Associação dos Pesquisadores Científicos do Estado de São Paulo

Atua na defesa dos Institutos Públicos de Pesquisa Científica do Estado de São Paulo

APqC participa de debate na Câmara Municipal de Campinas: “Sem ciência pública, quem perde é você”

Na última quinta-feira (07/05), a Câmara Municipal de Campinas foi palco de um diálogo direto com a população sobre o enfraquecimento dos institutos públicos de pesquisa em São Paulo. Promovido pela vereadora Guida Calixto em parceria com entidades científicas e sindicais, entre elas a APqC, o encontro trouxe à tona dados, críticas e caminhos para defender a ciência como direito coletivo.

Com o tema “Sem Ciência Pública, Quem Perde é Você: Entenda o que está acontecendo em SP”, a mesa reuniu Helena Lutgens (presidenta da APqC), Joaquim Avelino (diretor da APqC), Silvia Gatti (Adunicamp), Rogério Bezerra da Silva (Radar Democrático), Priscila Leal (SINTPq) e a vereadora proponente.

O principal alerta veio da situação orçamentária. Joaquim Avelino, diretor da APqC, resumiu o cenário: “A redução contínua do orçamento da Secretaria de Agricultura empurra os institutos para uma dependência cada vez maior de convênios com a iniciativa privada. Na prática, pesquisas de interesse público ficam em segundo plano, enquanto projetos alinhados ao mercado ganham prioridade.”

Ele também citou o decreto estadual de fevereiro que extinguiu cargos da carreira de apoio à pesquisa. “Com menos estrutura e equipes reduzidas, pesquisadores enfrentam dificuldades para manter atividades essenciais funcionando”, afirmou.

Helena Lutgens, presidenta da APqC, foi direta ao associar o sucateamento a uma escolha política. “A falta de reposição de pessoal e o sucateamento dos laboratórios não são acidentes. Há uma tentativa de transformar o conhecimento, que deveria ser um bem comum, em mercadoria.”
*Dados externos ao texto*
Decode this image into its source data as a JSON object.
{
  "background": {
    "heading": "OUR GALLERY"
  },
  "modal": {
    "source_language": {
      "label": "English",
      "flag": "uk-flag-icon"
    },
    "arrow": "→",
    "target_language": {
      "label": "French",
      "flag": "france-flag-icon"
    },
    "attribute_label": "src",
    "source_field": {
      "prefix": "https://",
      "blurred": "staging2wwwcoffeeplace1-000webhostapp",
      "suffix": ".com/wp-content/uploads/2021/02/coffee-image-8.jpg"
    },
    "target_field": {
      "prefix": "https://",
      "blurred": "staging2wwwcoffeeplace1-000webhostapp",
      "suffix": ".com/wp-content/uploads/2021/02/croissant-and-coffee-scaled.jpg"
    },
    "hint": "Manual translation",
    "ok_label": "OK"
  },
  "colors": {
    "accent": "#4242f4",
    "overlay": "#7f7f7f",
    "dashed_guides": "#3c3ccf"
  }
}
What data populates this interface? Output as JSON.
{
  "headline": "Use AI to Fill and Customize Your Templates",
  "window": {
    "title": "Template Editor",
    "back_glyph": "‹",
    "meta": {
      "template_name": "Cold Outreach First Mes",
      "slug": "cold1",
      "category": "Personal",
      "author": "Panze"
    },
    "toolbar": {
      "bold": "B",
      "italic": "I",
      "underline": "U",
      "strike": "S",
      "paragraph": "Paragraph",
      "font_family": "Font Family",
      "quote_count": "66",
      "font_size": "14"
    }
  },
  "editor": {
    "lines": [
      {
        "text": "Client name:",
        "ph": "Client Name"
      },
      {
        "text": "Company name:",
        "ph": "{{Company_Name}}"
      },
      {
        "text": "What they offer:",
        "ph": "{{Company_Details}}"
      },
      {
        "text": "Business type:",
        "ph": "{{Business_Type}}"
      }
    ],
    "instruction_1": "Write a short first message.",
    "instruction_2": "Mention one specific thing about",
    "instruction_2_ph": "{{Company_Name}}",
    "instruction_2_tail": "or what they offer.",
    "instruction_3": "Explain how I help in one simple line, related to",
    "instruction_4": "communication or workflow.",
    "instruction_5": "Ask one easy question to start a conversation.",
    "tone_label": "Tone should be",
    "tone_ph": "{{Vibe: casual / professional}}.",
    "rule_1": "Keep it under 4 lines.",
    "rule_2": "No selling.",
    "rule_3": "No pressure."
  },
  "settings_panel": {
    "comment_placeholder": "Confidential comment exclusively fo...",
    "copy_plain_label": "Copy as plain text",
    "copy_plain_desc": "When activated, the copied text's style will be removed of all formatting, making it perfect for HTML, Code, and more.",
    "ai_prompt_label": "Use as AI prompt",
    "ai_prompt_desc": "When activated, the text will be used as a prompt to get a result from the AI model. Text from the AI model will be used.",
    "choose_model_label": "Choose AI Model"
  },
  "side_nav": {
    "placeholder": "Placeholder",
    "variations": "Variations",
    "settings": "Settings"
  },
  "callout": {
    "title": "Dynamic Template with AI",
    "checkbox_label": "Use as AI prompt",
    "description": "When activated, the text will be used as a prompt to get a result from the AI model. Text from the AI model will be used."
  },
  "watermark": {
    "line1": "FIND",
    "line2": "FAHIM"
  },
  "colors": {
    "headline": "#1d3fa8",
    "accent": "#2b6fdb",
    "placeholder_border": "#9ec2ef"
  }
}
O debate também serviu como um chamado à resistência democrática. “Defender a ciência pública em São Paulo é um ato de soberania. Precisamos de uma ciência que dialogue com os movimentos sociais, com os trabalhadores e com as periferias”, concluiu Rogério Bezerra.
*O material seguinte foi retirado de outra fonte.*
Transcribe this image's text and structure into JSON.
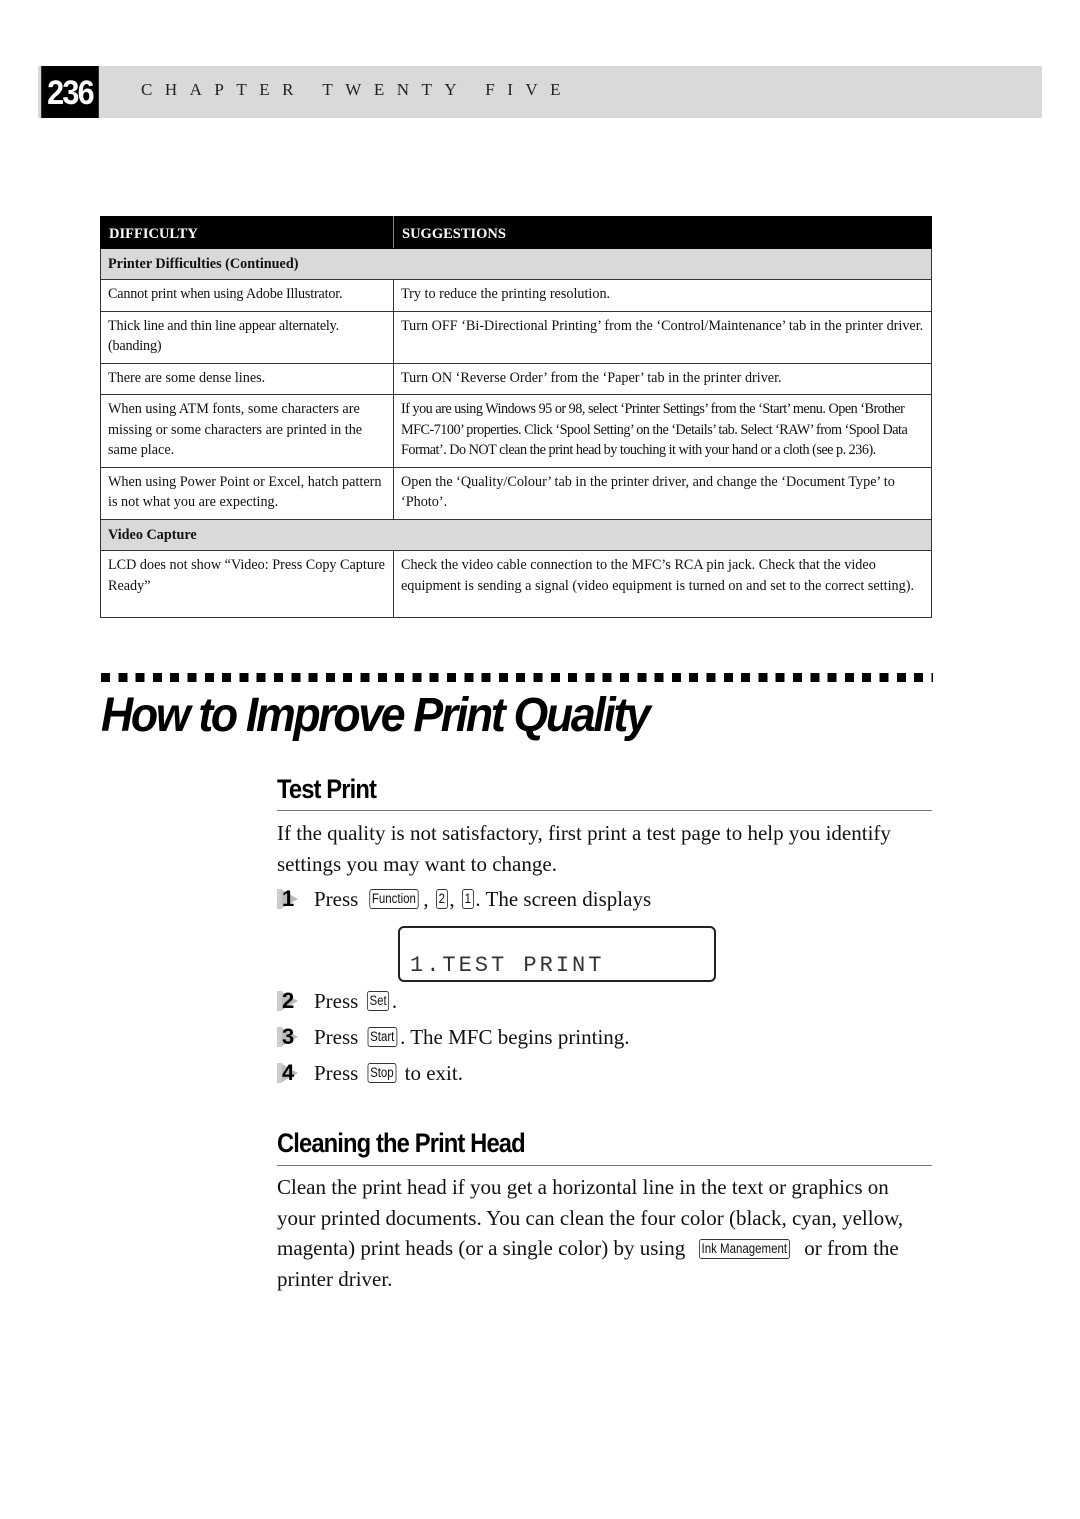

A audiência reafirmou que o enfraquecimento dos institutos não afeta apenas pesquisadores, mas toda a sociedade – especialmente a autonomia tecnológica do país. Como lembrado durante o encontro, foram pesquisadores paulistas que desenvolveram tecnologia agrícola para o solo brasileiro, vacinas para o povo e segurança alimentar para as mesas do país.

A APqC segue mobilizada e considera o debate em Campinas um passo na construção coletiva para fortalecer a ciência pública como direito de todos.